To achieve this breakthrough, we are building a Large Physics foundation Model (LPM) because domains governed by physics have inherent cause and effect relationships, unlike visual or textual data.
Weather is the ideal training ground for an LPM. It is the most well-observed physical system, offering rapid, objective ground truth feedback from sensory observations and data at a scale that dwarfs what is used to train today’s LLMs.
Causal Labs is a team of researchers and engineers from self-driving, drug discovery, and robotics - including Google DeepMind, Cruise, Waymo, Meta, Nabla Bio, and Apple - who believe general causal intelligence will be the most important technical breakthrough for civilization.
We look for researchers who are excited to tackle unsolved problems.
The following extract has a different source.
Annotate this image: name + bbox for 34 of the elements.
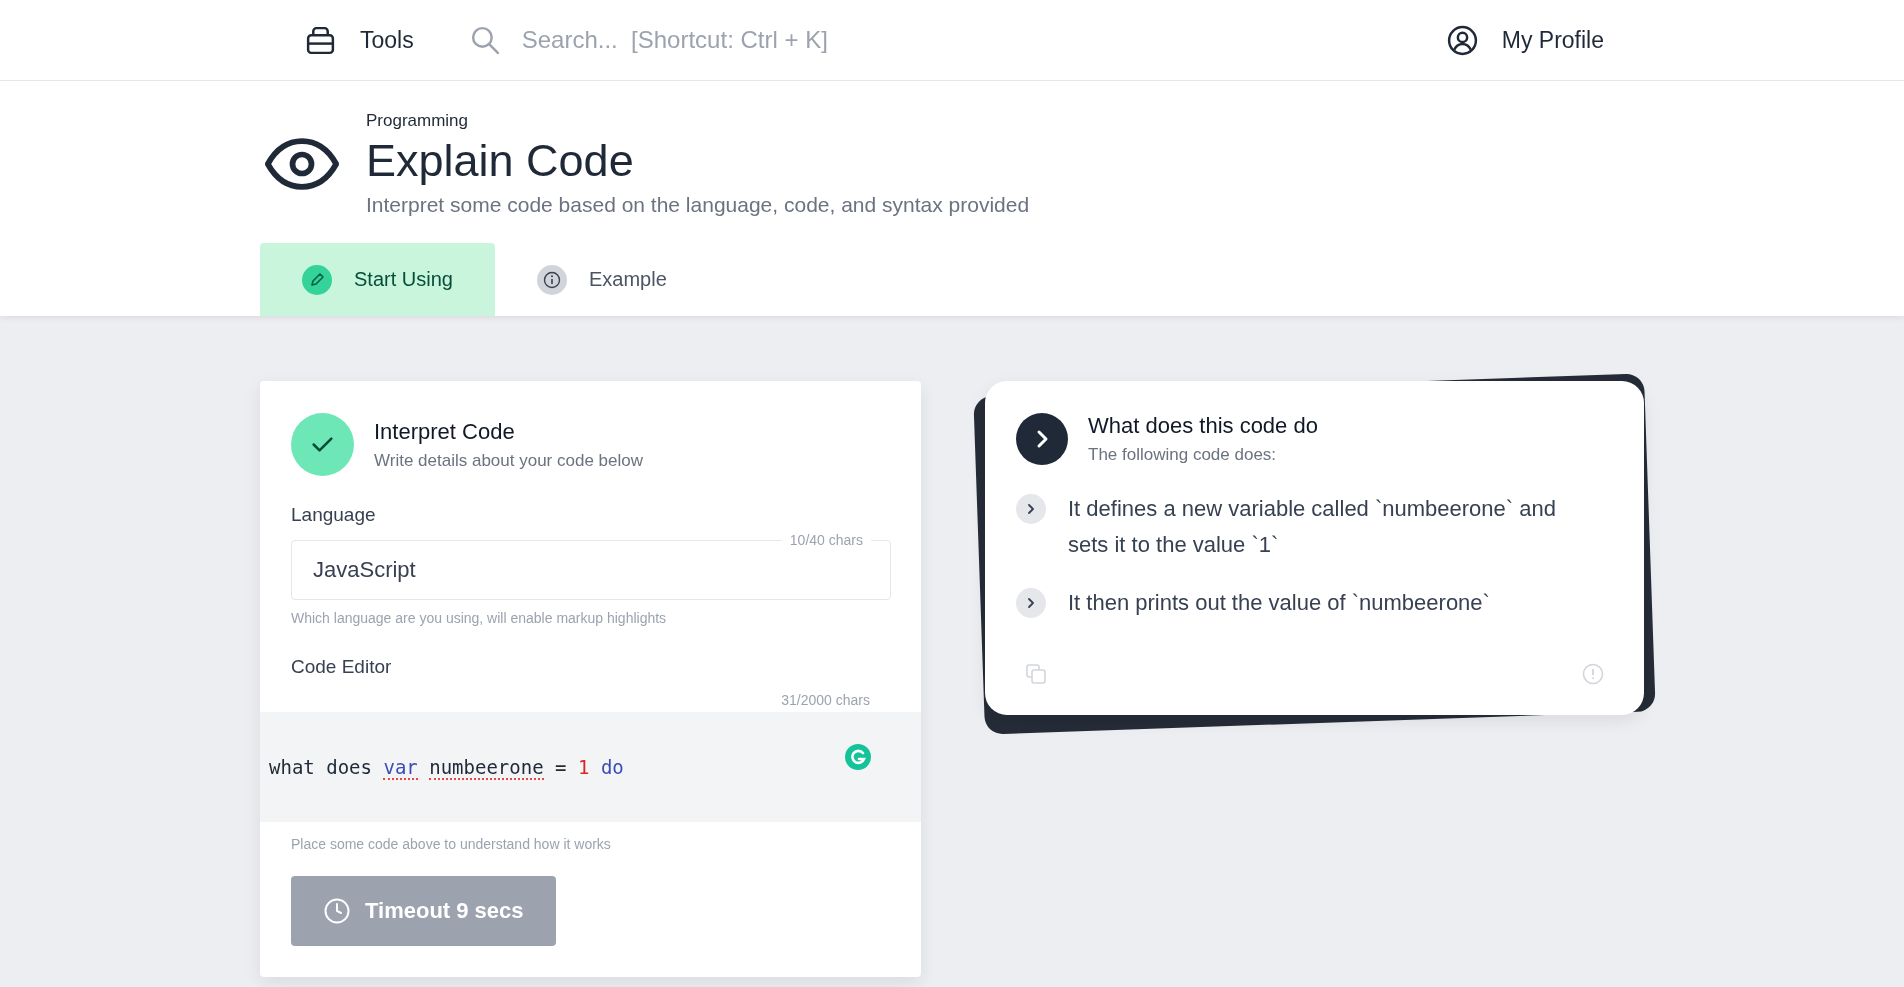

Our research challenges offer an opportunity to build powerful models grounded in observable feedback and verifiable ground truth. If you have experience doing frontier research and training large-scale models from scratch in related fields such as language and vision models, robotics, biology – join us.
Responsibilities
Work across the full ML stack (data, model, eval, and infrastructure)
Implement novel model architectures and training algorithms
Build data pipelines and training infrastructure for massive, petabyte-scale, multimodal datasets
Rapidly iterate on experiments and ablations
Stay up-to-date on research to bring new ideas to work
What we’re looking for
We value a relentless approach to problem-solving, rapid execution, and the ability to quickly learn in unfamiliar domains.
Strong grasp of machine learning fundamentals, and depth in at least one core domain (e.g. Computer Vision, Sensor Fusion, Language Models, Physics-informed NNs)
Experience training models and an ability to understand experiment results through careful analysis and ablation studies.
Experienced at writing and optimizing massive petabyte-scale data pipelines.
Familiarity with distributed training and inference.
[bonus] Familiarity with meteorology, computational fluid dynamics, and/or numerical simulations.
You don’t have to meet every single requirement above.